Securities Fraud: Ex-SWS Financial Services Broker Faces Improper Trading Charges, Ex-Fox Commentator Settles Penny Stock Scam Case, and Former Investment Adviser Gets 7-Years in Prison

FINRA Accuses Ex-Broker of Unsuitable Trading Involving Mutual Funds
David Randall Lockey, a former broker, is facing Financial Industry Regulatory Authority charges for allegedly engaging in improper trading of customer accounts while associated with SWS Financial Services Inc. He is no longer with that firm, now called the Hilltop Securities Independent Network. According to the regulator, Lockey took part in “unsuitable short-term trading and switching” involving unit investment trusts and mutual funds in four accounts between ’12 and ’14.

Lockey purportedly made about $75,730 for himself and the firm while engaging in improper trading. Meantime, three of the four customers whose accounts he used sustained losses of $15,699. The fourth customer made a gain of almost $5,000.

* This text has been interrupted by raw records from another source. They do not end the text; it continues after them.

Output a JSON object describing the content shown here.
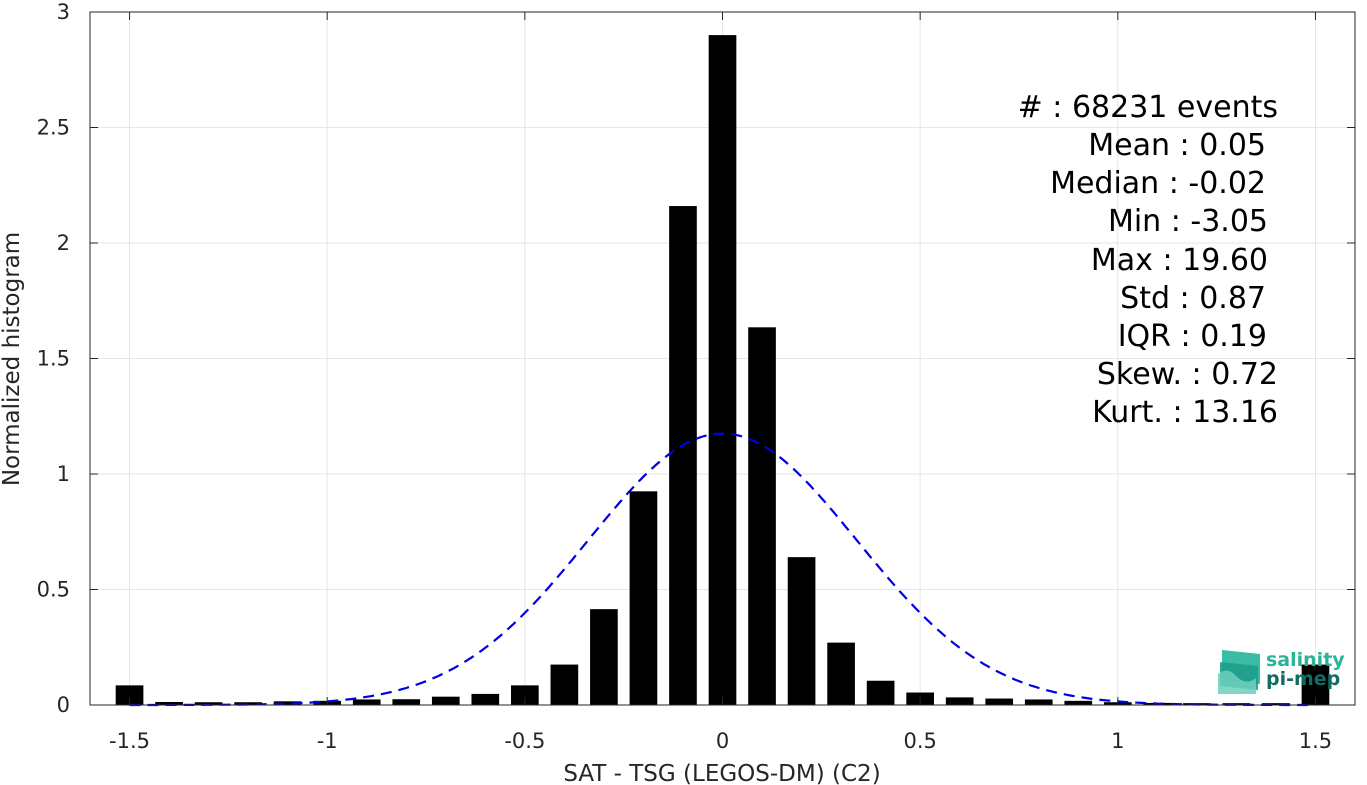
{
  "chart_data": {
    "type": "bar",
    "xlabel": "SAT - TSG (LEGOS-DM) (C2)",
    "ylabel": "Normalized histogram",
    "xlim": [
      -1.6,
      1.6
    ],
    "ylim": [
      0,
      3
    ],
    "grid": true,
    "x_ticks": [
      -1.5,
      -1,
      -0.5,
      0,
      0.5,
      1,
      1.5
    ],
    "x_tick_labels": [
      "-1.5",
      "-1",
      "-0.5",
      "0",
      "0.5",
      "1",
      "1.5"
    ],
    "y_ticks": [
      0,
      0.5,
      1,
      1.5,
      2,
      2.5,
      3
    ],
    "y_tick_labels": [
      "0",
      "0.5",
      "1",
      "1.5",
      "2",
      "2.5",
      "3"
    ],
    "bar_width": 0.07,
    "bar_color": "#000000",
    "bars": {
      "x": [
        -1.5,
        -1.4,
        -1.3,
        -1.2,
        -1.1,
        -1.0,
        -0.9,
        -0.8,
        -0.7,
        -0.6,
        -0.5,
        -0.4,
        -0.3,
        -0.2,
        -0.1,
        0.0,
        0.1,
        0.2,
        0.3,
        0.4,
        0.5,
        0.6,
        0.7,
        0.8,
        0.9,
        1.0,
        1.1,
        1.2,
        1.3,
        1.4,
        1.5
      ],
      "values": [
        0.085,
        0.013,
        0.012,
        0.012,
        0.016,
        0.018,
        0.024,
        0.025,
        0.036,
        0.048,
        0.085,
        0.175,
        0.415,
        0.925,
        2.16,
        2.9,
        1.635,
        0.64,
        0.27,
        0.105,
        0.054,
        0.033,
        0.028,
        0.024,
        0.018,
        0.012,
        0.009,
        0.008,
        0.008,
        0.008,
        0.175
      ]
    },
    "fit": {
      "style": "dashed",
      "color": "#0000e0",
      "mean": 0.0,
      "std": 0.34,
      "peak": 1.175
    },
    "stats_lines": [
      "#  : 68231 events",
      "Mean : 0.05",
      "Median : -0.02",
      "Min : -3.05",
      "Max : 19.60",
      "Std : 0.87",
      "IQR : 0.19",
      "Skew. : 0.72",
      "Kurt. : 13.16"
    ]
  },
  "logo": {
    "line1": "salinity",
    "line2": "pi-mep",
    "color_top": "#29b39a",
    "color_bottom": "#0f6e62"
  }
}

FINRA said Lockey has not been registered with any broker-dealer since 2014.


Ex-TV Commentator Settles Penny Stock Fraud Charges with the SEC
The U.S. Securities and Exchange Commission is charging former FOX commentator Tobin Smith with fraud. According to the regulator, Smith, who is also a market analyst, and his NBT Group fraudulently promoted a penny stock to investors.

The SEC said that both Smith and his firm received payments to prepare and distribute e-mails, articles, blogs, and other communication promoting IceWEB Inc. stock. They purportedly failed to fully disclose they were receiving the compensation.

The investors were not made aware of that part of what Smith and NBT were paid was linked to a sustained rise in the data storage company’s share price. The Commission said that marketing materials the investors received included misleading and false statements put there to artificially up the share price and trading volume of IceWEB stock. For example, payment for promotional efforts was $300K and IceWEB stock. NBT could also make over $250K if marketing campaigns proved successful.